Stockholders’ Equity

Stockholders’ Rights Agreement

On April 26, 2012, the Company entered into an Amended and Restated Rights Agreement between the Company and Computershare Shareholder Services LLC as the rights agent (as amended, the “Restated Rights Plan”). The Restated Rights Plan governs the terms of each right (“Right”) that has been issued with respect to each share of common stock of Extreme Networks. Each Right initially represents the right to purchase one one-thousandth of a share of the Company’s Preferred Stock.

The Company’s Board of Directors (the “Board”) adopted the Restated Rights Plan to preserve the value of deferred tax assets, including net operating loss carry forwards of the Company, with respect to its ability to fully use its tax benefits to offset future income which may be limited if the Company experiences an “ownership change” for purposes of Section 382 of the Internal Revenue Code of 1986 as a result of ordinary buying and selling of shares of its common stock. Following its review of the terms of the plan, the Board decided it was necessary and in the best interests of the Company and its stockholders to enter into the Restated Rights Plan. Each year since 2013 the Board and stockholders have approved an amendment providing for a one-year extension of the term of the Restated Rights Plan.  The Board unanimously approved an amendment to the Restated Rights Plan on May 8, 2020, to extend the Restated Rights Plan through May 31, 2021, which was ratified by the stockholders of the Company at the annual meeting of stockholders on November 5, 2020.

Equity Incentive Plan

The Board unanimously approved an amendment to the Extreme Networks, Inc. Amended and Restated 2013 Equity Incentive Plan (the “2013 Plan”) to increase the maximum number of available shares by 7.0 million shares.  The amendment was approved by the stockholders at the Company’s annual meeting of stockholders held on November 7, 2019.

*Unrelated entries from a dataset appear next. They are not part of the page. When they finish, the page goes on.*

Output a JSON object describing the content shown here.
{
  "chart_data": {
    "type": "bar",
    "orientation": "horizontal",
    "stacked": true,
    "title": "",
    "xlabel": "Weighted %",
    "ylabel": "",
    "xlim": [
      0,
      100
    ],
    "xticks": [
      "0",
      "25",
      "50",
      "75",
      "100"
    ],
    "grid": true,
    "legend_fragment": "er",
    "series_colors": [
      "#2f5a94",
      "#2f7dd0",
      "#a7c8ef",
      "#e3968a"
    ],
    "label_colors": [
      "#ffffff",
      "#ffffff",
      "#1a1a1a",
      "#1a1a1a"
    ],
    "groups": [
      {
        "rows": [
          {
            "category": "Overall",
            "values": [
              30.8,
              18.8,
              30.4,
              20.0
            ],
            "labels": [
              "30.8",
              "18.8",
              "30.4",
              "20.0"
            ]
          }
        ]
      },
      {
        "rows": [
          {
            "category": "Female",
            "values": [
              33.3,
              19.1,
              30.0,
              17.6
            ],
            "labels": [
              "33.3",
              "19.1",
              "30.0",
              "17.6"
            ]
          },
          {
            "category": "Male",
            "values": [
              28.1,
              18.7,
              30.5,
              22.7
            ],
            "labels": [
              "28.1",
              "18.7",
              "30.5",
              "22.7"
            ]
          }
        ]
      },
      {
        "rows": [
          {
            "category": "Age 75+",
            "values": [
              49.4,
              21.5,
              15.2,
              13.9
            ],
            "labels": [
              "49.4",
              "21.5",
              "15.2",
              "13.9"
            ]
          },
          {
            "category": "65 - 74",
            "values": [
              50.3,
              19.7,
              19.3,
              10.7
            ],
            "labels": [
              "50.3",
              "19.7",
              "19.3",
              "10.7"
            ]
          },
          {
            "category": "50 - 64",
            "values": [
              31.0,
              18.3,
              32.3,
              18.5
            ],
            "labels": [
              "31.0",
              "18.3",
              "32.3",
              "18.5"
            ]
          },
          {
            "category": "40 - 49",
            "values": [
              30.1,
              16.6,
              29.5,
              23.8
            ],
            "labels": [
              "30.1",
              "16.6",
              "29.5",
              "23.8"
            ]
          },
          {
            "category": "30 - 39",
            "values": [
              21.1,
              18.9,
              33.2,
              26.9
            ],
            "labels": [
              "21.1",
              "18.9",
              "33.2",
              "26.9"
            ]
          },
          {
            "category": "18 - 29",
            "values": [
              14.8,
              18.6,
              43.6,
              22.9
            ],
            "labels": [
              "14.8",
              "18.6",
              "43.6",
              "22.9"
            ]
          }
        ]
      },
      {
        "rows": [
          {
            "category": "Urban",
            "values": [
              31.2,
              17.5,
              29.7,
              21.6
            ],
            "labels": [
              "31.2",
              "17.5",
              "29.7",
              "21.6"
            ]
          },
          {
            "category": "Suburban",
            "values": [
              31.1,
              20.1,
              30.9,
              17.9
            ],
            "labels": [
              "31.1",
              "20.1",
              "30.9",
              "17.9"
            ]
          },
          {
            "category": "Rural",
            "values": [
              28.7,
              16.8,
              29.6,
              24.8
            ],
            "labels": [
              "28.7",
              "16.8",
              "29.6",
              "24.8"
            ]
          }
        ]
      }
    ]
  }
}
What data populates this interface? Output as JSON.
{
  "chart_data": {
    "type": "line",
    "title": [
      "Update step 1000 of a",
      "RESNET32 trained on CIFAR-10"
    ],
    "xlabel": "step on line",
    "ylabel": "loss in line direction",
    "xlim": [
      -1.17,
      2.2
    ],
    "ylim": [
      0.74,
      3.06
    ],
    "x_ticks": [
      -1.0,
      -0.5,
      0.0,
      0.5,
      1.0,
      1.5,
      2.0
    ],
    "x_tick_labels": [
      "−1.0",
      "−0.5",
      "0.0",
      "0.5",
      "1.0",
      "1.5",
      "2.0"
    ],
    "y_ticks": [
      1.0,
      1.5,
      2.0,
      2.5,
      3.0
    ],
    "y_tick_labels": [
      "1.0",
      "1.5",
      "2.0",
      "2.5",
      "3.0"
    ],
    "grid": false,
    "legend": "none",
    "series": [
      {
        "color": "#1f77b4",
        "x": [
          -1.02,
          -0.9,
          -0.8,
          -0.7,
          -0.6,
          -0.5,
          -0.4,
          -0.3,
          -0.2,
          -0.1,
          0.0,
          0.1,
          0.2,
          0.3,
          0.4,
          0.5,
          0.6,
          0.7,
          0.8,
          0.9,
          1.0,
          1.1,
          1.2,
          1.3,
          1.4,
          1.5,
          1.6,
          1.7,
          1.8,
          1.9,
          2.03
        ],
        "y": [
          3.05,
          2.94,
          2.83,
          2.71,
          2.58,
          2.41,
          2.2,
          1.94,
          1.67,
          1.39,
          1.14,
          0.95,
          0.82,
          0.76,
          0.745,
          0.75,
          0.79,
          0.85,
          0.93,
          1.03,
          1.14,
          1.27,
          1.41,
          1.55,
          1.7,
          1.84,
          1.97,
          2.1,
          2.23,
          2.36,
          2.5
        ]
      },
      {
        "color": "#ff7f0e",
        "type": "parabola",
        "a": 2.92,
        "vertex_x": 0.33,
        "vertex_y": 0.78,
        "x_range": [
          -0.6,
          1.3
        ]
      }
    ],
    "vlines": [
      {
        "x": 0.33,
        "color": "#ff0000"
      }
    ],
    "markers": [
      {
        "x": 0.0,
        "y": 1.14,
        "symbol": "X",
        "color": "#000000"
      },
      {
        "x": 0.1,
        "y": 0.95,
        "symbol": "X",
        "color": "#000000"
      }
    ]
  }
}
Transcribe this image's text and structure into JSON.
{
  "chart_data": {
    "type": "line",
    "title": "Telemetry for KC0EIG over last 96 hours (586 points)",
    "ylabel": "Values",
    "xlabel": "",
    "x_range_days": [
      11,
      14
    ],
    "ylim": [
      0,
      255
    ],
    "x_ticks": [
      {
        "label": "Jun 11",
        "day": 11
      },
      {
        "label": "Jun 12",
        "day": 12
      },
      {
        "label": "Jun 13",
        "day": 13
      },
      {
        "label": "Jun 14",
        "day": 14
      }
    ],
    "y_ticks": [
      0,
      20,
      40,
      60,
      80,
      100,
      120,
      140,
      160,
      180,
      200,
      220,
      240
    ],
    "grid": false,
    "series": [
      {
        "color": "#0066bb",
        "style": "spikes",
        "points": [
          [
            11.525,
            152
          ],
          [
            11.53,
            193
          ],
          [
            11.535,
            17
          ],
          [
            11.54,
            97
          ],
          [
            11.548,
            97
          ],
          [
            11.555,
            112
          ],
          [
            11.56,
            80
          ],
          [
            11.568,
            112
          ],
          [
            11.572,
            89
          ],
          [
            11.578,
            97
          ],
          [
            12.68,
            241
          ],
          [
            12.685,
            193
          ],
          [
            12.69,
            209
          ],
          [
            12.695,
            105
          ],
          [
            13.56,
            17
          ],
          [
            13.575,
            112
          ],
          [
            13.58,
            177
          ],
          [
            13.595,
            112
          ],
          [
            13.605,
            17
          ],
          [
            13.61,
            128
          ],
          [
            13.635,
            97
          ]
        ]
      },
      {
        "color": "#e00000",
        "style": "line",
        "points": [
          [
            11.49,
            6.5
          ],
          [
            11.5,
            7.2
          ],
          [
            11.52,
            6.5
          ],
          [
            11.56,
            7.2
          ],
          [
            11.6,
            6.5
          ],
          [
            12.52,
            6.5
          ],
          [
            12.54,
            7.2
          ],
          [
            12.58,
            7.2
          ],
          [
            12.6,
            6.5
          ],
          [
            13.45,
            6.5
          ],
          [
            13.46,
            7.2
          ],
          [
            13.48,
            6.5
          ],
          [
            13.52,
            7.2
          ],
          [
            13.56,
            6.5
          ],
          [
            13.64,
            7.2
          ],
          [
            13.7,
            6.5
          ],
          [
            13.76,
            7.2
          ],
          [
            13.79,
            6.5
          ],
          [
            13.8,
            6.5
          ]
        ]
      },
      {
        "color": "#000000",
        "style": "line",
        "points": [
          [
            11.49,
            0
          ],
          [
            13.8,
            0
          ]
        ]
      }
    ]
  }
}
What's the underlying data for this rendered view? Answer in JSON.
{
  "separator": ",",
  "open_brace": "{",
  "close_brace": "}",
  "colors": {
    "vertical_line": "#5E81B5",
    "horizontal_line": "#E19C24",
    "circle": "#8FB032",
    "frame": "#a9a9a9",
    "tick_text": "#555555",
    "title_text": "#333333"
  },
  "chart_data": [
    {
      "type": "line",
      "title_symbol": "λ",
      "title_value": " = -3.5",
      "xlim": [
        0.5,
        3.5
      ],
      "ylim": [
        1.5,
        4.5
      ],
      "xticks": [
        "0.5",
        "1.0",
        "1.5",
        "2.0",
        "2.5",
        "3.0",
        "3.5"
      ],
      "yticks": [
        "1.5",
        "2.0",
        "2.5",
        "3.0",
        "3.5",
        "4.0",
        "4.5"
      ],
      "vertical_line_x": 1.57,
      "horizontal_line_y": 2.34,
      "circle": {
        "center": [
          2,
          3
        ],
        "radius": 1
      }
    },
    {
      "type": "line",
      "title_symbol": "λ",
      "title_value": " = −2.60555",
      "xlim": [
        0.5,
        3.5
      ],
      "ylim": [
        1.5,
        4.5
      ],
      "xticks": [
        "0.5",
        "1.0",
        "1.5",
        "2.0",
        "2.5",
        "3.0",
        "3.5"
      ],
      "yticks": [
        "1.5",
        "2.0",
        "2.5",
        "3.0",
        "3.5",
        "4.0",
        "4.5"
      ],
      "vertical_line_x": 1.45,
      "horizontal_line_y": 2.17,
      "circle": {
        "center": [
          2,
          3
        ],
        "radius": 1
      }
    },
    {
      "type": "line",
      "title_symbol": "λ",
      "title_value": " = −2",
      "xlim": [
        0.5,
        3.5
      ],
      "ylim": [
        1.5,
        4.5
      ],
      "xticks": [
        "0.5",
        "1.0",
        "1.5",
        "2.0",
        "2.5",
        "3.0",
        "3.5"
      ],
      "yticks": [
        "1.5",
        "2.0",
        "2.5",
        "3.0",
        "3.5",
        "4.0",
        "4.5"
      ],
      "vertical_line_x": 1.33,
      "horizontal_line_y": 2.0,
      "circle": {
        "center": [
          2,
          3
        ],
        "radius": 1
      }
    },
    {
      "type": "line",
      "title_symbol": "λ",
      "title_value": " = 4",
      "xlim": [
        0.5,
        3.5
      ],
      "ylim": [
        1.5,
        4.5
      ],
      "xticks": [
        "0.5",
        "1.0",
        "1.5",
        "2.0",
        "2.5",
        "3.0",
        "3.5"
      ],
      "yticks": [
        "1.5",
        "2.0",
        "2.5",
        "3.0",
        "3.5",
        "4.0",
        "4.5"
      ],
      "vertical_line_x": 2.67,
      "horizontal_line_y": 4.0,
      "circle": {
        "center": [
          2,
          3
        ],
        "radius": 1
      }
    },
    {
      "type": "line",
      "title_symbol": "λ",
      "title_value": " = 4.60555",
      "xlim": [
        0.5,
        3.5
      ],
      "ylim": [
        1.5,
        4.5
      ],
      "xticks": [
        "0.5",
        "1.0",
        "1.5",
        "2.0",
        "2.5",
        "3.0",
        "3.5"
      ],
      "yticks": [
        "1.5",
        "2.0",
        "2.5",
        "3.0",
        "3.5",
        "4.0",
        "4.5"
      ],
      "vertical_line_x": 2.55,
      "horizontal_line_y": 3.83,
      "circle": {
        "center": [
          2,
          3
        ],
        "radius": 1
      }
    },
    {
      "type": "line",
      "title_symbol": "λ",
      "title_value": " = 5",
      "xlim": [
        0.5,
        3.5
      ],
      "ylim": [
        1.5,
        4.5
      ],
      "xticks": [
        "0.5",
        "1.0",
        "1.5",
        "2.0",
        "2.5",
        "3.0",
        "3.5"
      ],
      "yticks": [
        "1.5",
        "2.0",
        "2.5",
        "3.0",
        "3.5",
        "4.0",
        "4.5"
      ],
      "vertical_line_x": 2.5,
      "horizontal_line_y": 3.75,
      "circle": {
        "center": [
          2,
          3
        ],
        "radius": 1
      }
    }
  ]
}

Employee Stock Purchase Plan

The Board unanimously approved an amendment to the 2014 Employee Stock Purchase Plan (the “ESPP”) to increase the maximum number of shares that will be available for sale thereunder by 7.5 million shares.  The amendment was approved by the stockholders of the Company at the annual meeting of stockholders held on November 8, 2018.

Common Stock Repurchases

On November 2, 2018, the Company announced the Board had authorized management to repurchase up to $60.0 million of the Company’s common stock over a two-year period from the date of authorization. Purchases may be made from time to time through any means including, but not limited to, open market purchases and privately negotiated transactions. In February 2020, the Board

increased the authorization to repurchase by $40.0 million to $100.0 million and extended the period for repurchase for three years from February 5, 2020. A maximum of $30.0 million of the Company’s common stock may be repurchased in any calendar year.

There were no shares repurchased during the three and nine months ended March 31, 2021.